3. When You’re Lost in the Darkness
Every great series has a great pilot episode, and The Last of Us is no exception. When You’re Lost in Darkness blends horror and drama to craft a rich dystopian story that instantly hooks viewers. From the remarkable opening scene with the always-appreciated John Hannah to the following sequences portraying the outbreak’s beginning, the episode is a nonstop thrill ride.
Tense, fast-paced, and borderline addictive, When You’re Lost in Darkness effectively sets the stage for the rest of the season. The episode does a stellar job presenting the series’ conflict and establishing Joel and Ellie’s character arcs while still doing considerable world-building. Tight and technically excellent, When You’re Lost in Darkness is among the best pilot episodes in modern television and a spectacular debut for The Last of Us.
2. Endure and Survive
Although not as standalone as 3 and 7, episode 5, Endure and Survive, is more about Henry and Sam than Joel and Ellie. The siblings’ heart-wrenching storyline takes center stage as they join Joel and Ellie in an attempt to leave Kansas City to escape Kathleen’s obsessive wrath.
Lamar Johnson and Keivonn Montreal Woodard deliver Emmy-worthy performances as the doomed siblings, aided by the unhinged Lynskey, who takes Kathleen to the next level on the crazy scale. The episode’s climactic showdown, an epic scene where a horde of infected strikes the Kansas resistance force, stands as The Last of Us‘ most spectacular set piece. However, Endure and Survive remains as emotionally powerful as any of the show’s other episodes, with an ending so devastating it pierced straight through the audience’s heart. Endure and Survive is The Last of Us at its utter best, delivering on every front while reminding audiences how bleak and dangerous this apocalyptic world is.
1. Long, Long Time
Long, Long Time was more than an episode of television; it was a cultural event. Episode 3 of The Last of Us centers on Bill and Frank, two gay men living a peaceful, uneventful life in a heavily protected, secluded town. Played by the familiar but somehow still underrated Nick Offerman and Murray Bartlett, Bill and Frank are two of the show’s most memorable characters outside of Joel and Ellie.
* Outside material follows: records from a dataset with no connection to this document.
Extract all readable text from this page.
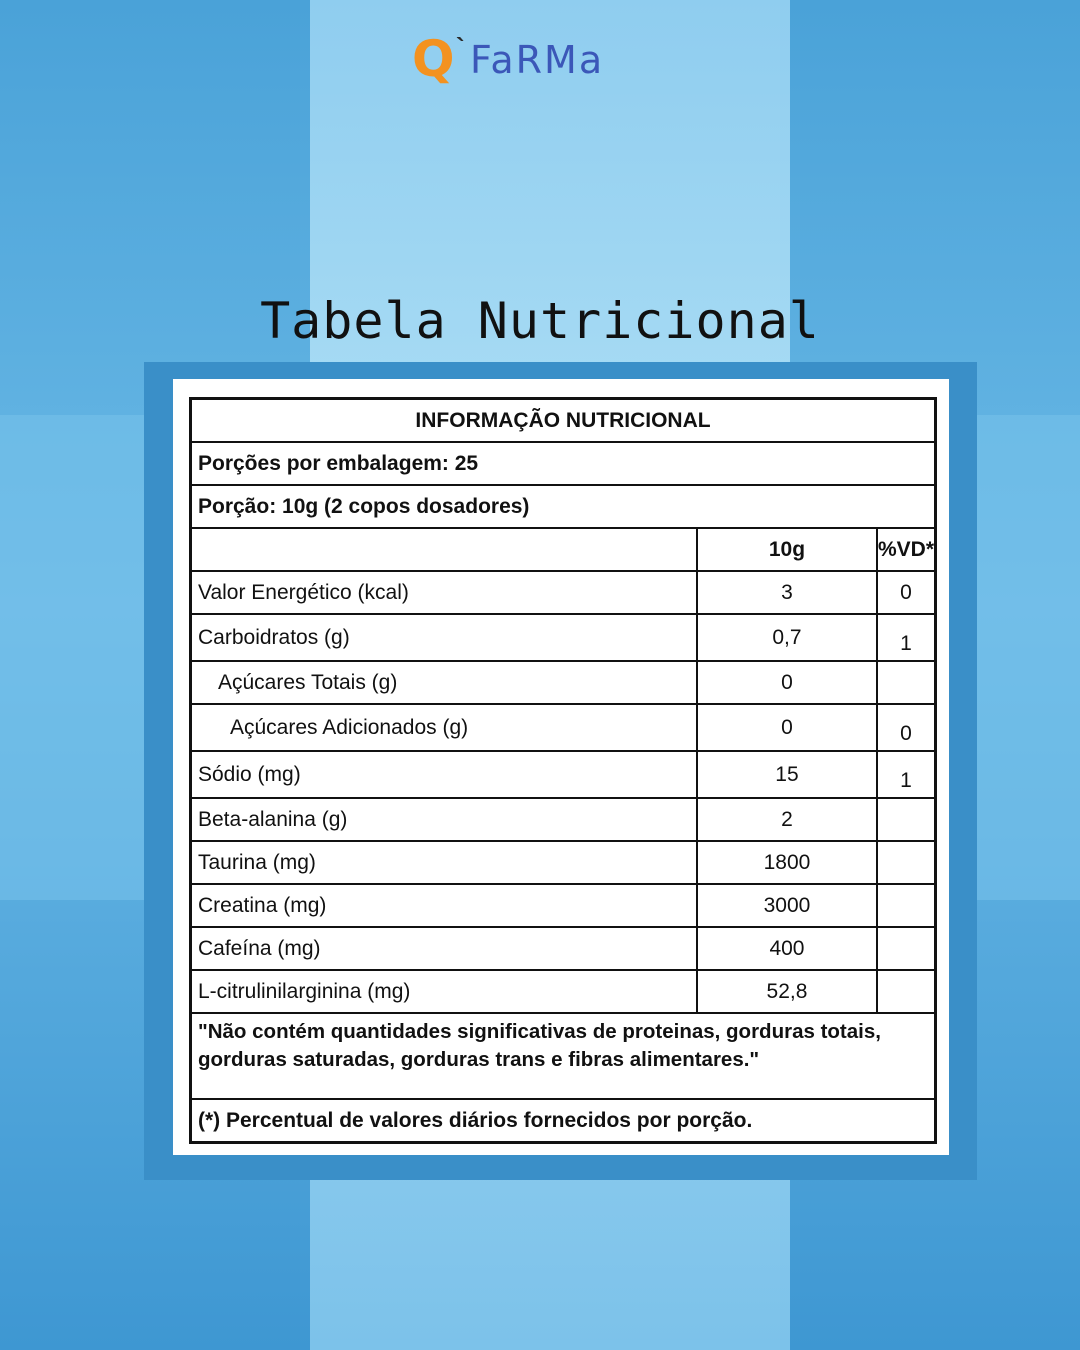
Q ` FaRMa
Tabela Nutricional
INFORMAÇÃO NUTRICIONAL		
Porções por embalagem: 25		
Porção: 10g (2 copos dosadores)		
	10g	%VD*
Valor Energético (kcal)	3	0
Carboidratos (g)	0,7	1
Açúcares Totais (g)	0	
Açúcares Adicionados (g)	0	0
Sódio (mg)	15	1
Beta-alanina (g)	2	
Taurina (mg)	1800	
Creatina (mg)	3000	
Cafeína (mg)	400	
L-citrulinilarginina (mg)	52,8	
"Não contém quantidades significativas de proteinas, gorduras totais, gorduras saturadas, gorduras trans e fibras alimentares."		
(*) Percentual de valores diários fornecidos por porção.		
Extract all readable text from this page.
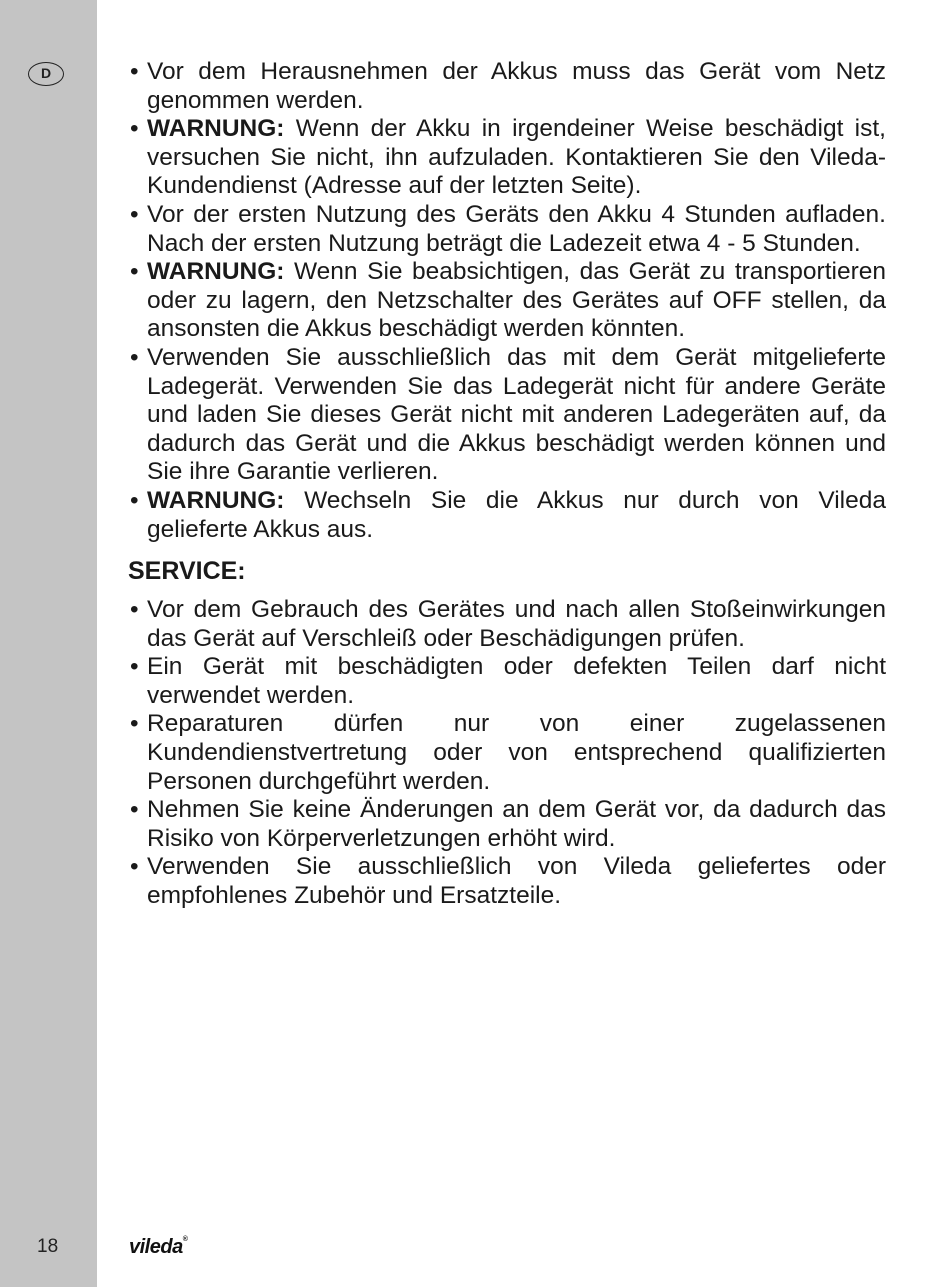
D
18
• Vor dem Herausnehmen der Akkus muss das Gerät vom Netz genommen werden.
• WARNUNG: Wenn der Akku in irgendeiner Weise beschädigt ist, versuchen Sie nicht, ihn aufzuladen. Kontaktieren Sie den Vileda-Kundendienst (Adresse auf der letzten Seite).
• Vor der ersten Nutzung des Geräts den Akku 4 Stunden aufladen. Nach der ersten Nutzung beträgt die Ladezeit etwa 4 - 5 Stunden.
• WARNUNG: Wenn Sie beabsichtigen, das Gerät zu transportieren oder zu lagern, den Netzschalter des Gerätes auf OFF stellen, da ansonsten die Akkus beschädigt werden könnten.
• Verwenden Sie ausschließlich das mit dem Gerät mitgelieferte Ladegerät. Verwenden Sie das Ladegerät nicht für andere Geräte und laden Sie dieses Gerät nicht mit anderen Ladegeräten auf, da dadurch das Gerät und die Akkus beschädigt werden können und Sie ihre Garantie verlieren.
• WARNUNG: Wechseln Sie die Akkus nur durch von Vileda gelieferte Akkus aus.
SERVICE:
• Vor dem Gebrauch des Gerätes und nach allen Stoßeinwirkungen das Gerät auf Verschleiß oder Beschädigungen prüfen.
• Ein Gerät mit beschädigten oder defekten Teilen darf nicht verwendet werden.
• Reparaturen dürfen nur von einer zugelassenen Kundendienstvertretung oder von entsprechend qualifizierten Personen durchgeführt werden.
• Nehmen Sie keine Änderungen an dem Gerät vor, da dadurch das Risiko von Körperverletzungen erhöht wird.
• Verwenden Sie ausschließlich von Vileda geliefertes oder empfohlenes Zubehör und Ersatzteile.
vileda®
Bill and Frank’s storyline marks the biggest departure from the source material in service of adhering to the show’s more humanistic approach. Long, Long Time fits the series’ thesis more than any other episode. Contrary to what most people believe, The Last of Us is not a zombie show, but an exploration of humanity at the end of the world. Bill and Frank’s story fits this theme to a tee, presenting a story of two people finding each other against all odds and in the most unexpected circumstances and creating a life together. Long, Long Time is The Last of Us‘ most bittersweet, yet rewarding episode and one of the finest hours in modern television.